幼いドック(チョン・ジフン)とドッキ(パク・ジユン)は祖父のハクス(イ・スンジェ)と3人で暮らしている。ある日、ハクスは余命がわずかであることを告げられる。息子である2人の父親は1年前に亡くなり、母親はある事情からハクスが家を追い出したのだった。ハクスは遺されるドックとドッキのことが心配で……。

 餅の映画かと思ったら違うんですね。餅(トック)ではなく、登場人物の名前でした。劇中でほんの数回しかフルネームは出てこず、語頭では濁らないためにそう表記したのでしょうが(NHKでの「冬のソナタ」のカン・ジュンサンとチュンサンのように)、誤解を避けるためにも「ドック」のほうがよかったんじゃないでしょうか。
 ベタな物語といえばベタなのですが、もう、これは涙なしには観られません。特に後半は嗚咽する声が漏れないか心配になるほどでした。
 ノーギャラで出演を買って出たらしいイ・スンジェはいわずもがな、ドック役のチョン・ジフン(「トッケビ」に出てた子ですね)の熱演が涙を誘います。妹のドッキ役のパク・ジユンちゃんはたどたどしいな……と思ったら、愛着障害で5歳だけど言葉は3歳児並みという設定なのでした。絶妙です。喧嘩はしても仲直りする少年同士、そして、おそらくハクス(イ・スンジェ)とは長年の幼なじみなのであろうチョン女史(ソン・ビョンスク)と村長(チャン・グァン)という大人の関係性にも微笑ましいものがありました。いわゆる悪人が出てこないところが美点でしょう。冷たい現実を突きつけるのも映画かもしれませんが、希望を感じさせてくれるのも映画ですから。駆けだす兄妹のラストショット、最高です。
 それと、母親がインドネシア人という設定で、多文化映画という側面もあるんですね。女性監督パン・スインのデビュー作ですが、草稿から8年かかっているそうです。大学時代に東南アジア出身の友人がいて、多文化家庭について映画にしたかったとのこと。

2018年10月29日

雨の国

 2年前の雨の日に夫を交通事故で亡くしたナラ(チョン・ウンチェ)が教職に復帰した。一方、隣のクラスの生徒のウギ(ユ・ミンギュ)は、同じ日に父を亡くして以来、雨を恐れるようになっていた。葬儀場で出会っていた2人は、同じ傷を抱える者同士、おたがいを慰めるように距離を縮めていく。ところが、学校で2人の噂が広まってしまい……。

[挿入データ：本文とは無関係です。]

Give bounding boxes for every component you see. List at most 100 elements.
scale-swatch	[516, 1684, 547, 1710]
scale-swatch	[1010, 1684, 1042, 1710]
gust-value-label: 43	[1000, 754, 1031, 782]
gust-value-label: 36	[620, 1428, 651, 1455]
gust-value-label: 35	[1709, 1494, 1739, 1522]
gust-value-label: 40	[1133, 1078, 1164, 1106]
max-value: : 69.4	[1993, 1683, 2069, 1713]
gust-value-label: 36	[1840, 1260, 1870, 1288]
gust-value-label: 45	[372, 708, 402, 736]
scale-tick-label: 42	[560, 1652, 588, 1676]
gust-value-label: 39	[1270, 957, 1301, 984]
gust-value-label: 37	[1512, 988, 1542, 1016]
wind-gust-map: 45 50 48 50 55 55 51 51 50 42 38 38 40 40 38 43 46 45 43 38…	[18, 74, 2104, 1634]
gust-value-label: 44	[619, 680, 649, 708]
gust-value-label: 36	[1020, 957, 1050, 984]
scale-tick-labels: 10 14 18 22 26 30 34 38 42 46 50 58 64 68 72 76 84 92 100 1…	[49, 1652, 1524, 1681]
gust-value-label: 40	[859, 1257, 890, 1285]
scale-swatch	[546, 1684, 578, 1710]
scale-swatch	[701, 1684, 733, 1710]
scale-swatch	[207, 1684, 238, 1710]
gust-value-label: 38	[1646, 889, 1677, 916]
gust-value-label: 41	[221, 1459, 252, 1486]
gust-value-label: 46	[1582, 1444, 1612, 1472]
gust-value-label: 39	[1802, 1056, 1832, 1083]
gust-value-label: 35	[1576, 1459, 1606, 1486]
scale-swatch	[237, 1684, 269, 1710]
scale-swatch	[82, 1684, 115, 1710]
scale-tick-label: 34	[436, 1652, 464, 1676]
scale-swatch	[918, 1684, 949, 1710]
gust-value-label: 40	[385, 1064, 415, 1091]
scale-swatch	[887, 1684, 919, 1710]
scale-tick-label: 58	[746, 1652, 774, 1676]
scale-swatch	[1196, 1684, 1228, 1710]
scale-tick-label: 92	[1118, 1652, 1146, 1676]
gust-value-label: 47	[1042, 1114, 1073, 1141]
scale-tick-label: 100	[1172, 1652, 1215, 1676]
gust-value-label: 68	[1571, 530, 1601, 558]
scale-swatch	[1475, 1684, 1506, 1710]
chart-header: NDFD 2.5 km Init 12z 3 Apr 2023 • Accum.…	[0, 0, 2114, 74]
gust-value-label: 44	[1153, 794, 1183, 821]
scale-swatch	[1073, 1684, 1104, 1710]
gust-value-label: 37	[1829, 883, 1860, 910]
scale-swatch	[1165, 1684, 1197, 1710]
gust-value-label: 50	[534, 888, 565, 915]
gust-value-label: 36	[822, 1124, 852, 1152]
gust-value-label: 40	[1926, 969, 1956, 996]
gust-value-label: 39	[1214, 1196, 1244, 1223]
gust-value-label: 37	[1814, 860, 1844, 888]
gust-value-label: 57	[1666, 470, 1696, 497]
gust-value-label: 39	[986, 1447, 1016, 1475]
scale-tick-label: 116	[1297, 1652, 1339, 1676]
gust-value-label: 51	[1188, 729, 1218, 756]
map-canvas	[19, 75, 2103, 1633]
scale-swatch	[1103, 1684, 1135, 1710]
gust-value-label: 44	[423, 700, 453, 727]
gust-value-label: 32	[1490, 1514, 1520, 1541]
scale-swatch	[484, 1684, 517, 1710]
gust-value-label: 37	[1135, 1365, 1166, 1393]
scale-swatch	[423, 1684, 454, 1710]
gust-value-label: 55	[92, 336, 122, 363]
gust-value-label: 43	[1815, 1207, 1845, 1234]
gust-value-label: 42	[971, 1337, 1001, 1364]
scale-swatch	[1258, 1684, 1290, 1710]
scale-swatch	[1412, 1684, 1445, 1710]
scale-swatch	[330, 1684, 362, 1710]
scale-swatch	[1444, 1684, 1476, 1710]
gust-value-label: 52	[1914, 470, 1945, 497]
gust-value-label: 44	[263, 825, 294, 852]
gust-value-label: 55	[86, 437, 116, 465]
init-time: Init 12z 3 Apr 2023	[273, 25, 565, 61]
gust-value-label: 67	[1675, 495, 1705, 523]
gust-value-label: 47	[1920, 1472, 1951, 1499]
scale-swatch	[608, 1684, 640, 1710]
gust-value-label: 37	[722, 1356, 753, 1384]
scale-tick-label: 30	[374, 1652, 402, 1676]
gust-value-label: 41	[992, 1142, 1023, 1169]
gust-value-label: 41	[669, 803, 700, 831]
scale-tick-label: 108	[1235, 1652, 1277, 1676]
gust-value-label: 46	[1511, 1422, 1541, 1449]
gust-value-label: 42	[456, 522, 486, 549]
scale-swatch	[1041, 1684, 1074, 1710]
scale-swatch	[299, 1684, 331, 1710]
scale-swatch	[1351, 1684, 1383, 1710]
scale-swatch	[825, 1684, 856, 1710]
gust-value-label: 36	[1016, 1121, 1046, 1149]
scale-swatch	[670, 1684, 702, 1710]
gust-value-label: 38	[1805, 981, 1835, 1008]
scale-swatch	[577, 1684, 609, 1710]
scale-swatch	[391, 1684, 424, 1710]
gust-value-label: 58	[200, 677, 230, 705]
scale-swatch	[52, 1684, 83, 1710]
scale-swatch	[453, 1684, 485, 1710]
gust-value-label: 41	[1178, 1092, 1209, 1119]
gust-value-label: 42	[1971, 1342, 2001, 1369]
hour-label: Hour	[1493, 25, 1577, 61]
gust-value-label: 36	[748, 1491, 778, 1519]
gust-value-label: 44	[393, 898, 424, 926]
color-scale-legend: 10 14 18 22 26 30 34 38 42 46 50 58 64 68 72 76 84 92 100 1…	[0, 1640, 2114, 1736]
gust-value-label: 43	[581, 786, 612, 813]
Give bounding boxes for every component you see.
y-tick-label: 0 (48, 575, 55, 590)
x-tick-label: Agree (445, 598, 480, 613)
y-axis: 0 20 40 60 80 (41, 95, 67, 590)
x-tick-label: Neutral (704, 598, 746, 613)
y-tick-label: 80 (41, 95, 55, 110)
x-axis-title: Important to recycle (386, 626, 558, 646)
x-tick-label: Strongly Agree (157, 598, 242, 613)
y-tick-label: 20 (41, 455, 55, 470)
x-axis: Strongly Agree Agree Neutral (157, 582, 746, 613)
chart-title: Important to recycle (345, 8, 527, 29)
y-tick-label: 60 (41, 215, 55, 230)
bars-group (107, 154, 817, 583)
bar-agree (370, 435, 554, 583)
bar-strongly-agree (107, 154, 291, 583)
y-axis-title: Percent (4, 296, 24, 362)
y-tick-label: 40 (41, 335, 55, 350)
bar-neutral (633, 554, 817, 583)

 主役に抜擢された『ヘウォンの恋愛日記』(13)に続いて『自由が丘で』(14)でもホン・サンス監督作に出演しているチョン・ウンチェ。その『自由が丘で』で共演した加瀬亮と熱愛なんて記事が「フライデー」に載ったのはもう5年も前ですね。ちょうどその頃の作品です。相手役は「医心伝心」でジェハ/ジノ役のユ・ミンギュ。
 教師と生徒の禁断の愛ということにはなりますが、しみじみとした味わいです。